Ушаков же, не глядя ему в глаза, попросил:
– Только, слышь, Василий, ты никому больше об этом не рассказывай, а то, ежели кто о том узнает, как есть, с собой покончу, не смогу дальше жить. Хотя вот так в себе все носить – еще труднее. Хорошо, что тебя встретил и поведал обо всем. Честное слово, полегчало, словно нарыв гнойный прорвало. Потому и пить начал после боя того, ты уж прости меня.
– Ничего, бывает. – Мирович положил свою ладонь на бессильно опущенную руку Ушакова и легонько сжал ее. – Так ты мне о единорогах сказать чего-то хотел, – напомнил он ему, желая увести разговор в иное русло.
– Ах, да! – спохватился тот. – Вроде ничего орудия, но капризны больно. Чуть больше или меньше пороху туда заложат, а ты же видел, как его картузами меряют, попробуй, угадай, сколько точно нужно, то начинают они палить как попало. То перелет, то рядом совсем картечь просыплют, и, не приведи Господь, коль там наши шеренги окажутся, то своих и положат. В горячке-то кто особо смотрит, куда и откуда снаряды летят, но я-то видел, как двумя выстрелами передние ряды наши почти под корень выкосило своим же огнем. А кто в том виноват? Я, что ли, неправильно проследил? Или заряжающий? Или сами мортиры, не опробованные толком, сказать не могу. И никто тебе того не скажет. Но иной раз так точно сыпанет, что полбатальона неприятельского, словно ветром солому с крыш сдует. Вот и суди сам, как те шуваловские «единороги» считать пригодными для боя или помехой тому. Не нашего то ума дело…
Они некоторое время помолчали, и в избе было слышно лишь шумное дыхание спавших на раскиданной по полу соломе интендантов, которым их разговор особо не мешал. Зато на другой половине время от времени поскрипывала кровать, видно, хозяйка никак не могла уснуть, опасаясь за сохранность своего жилища.
– Ну, показывай, что ли, где твоя печка, пора и нам укладываться, – сказал уставшим голосом Ушаков. – Ты так и не сказал, куда завтра двинешь?

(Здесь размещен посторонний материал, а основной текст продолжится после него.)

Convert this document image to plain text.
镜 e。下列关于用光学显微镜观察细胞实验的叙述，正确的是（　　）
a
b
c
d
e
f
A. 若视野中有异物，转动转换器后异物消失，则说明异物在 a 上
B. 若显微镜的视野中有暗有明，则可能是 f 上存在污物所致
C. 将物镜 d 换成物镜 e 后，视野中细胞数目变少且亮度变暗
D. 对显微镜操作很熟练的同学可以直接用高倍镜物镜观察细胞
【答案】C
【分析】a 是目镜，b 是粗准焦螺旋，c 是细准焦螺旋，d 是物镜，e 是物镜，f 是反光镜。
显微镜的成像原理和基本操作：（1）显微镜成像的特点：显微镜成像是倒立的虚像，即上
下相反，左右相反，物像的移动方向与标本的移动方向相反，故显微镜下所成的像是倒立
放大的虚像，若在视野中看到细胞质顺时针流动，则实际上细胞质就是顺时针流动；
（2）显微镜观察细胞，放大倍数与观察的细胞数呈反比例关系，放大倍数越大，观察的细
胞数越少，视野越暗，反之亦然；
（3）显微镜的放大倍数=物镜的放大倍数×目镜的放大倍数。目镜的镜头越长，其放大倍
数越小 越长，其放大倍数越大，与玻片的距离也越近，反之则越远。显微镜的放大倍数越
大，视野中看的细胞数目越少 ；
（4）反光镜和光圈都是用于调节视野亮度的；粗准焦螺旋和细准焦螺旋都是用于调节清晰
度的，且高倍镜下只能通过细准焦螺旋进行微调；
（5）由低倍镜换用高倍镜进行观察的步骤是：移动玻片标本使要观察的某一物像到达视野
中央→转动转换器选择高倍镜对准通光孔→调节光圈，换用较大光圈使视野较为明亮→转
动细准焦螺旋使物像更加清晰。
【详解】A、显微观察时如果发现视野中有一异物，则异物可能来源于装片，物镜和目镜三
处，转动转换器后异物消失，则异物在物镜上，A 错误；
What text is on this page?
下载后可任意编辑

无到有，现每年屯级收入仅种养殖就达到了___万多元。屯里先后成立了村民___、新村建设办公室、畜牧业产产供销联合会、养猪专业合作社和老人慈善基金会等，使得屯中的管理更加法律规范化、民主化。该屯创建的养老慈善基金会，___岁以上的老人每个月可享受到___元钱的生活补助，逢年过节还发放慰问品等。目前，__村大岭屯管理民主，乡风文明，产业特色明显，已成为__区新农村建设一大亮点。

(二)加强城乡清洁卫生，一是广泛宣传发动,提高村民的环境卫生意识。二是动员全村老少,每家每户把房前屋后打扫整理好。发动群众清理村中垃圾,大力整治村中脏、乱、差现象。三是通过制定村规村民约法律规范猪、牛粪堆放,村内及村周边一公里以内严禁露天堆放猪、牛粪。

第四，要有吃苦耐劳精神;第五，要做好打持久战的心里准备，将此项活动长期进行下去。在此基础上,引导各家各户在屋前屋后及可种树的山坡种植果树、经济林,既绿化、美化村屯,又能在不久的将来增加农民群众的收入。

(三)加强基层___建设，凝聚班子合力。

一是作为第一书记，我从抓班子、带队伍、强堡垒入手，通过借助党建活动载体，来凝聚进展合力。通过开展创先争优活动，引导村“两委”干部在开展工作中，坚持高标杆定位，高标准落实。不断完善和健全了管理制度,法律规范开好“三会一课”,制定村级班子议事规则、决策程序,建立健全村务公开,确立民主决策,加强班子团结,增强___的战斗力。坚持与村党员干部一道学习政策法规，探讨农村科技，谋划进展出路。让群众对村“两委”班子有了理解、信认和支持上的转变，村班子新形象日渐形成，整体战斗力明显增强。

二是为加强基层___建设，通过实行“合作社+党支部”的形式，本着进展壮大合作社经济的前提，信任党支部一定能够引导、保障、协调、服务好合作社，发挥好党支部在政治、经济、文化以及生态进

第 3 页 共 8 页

– Куда же еще? Армию нагонять надо, а то запишут в дезертиры, и не докажешь потом, что не по своей воле отстал, – ответил ему Мирович.
– Из Петербурга, что ли, едешь?
– Из него, задержался на несколько дней, и вот теперь нагонять нужно.
– А я из Пскова еду, меня туда отправили новые пушки подобрать. До столицы чуть не доехал.
– И как, выбрал?
– Два десятка полевых пушек отписал на свой полк, но не все из них еще готовы. Какую на лафет поставить нужно, некоторым кое-какую доработку сделать. А из своих «единорогов» пусть сам Шувалов стреляет по кому хочет. После всего виденного за них поручиться не могу. Мне еще этот грех на душу принимать совсем ни к чему, других предостаточно.
– Ладно, полезли на печку, однако, – сказал Мирович и, убедившись, что Ушаков уже залез на лежанку, осторожно задул огарок свечи.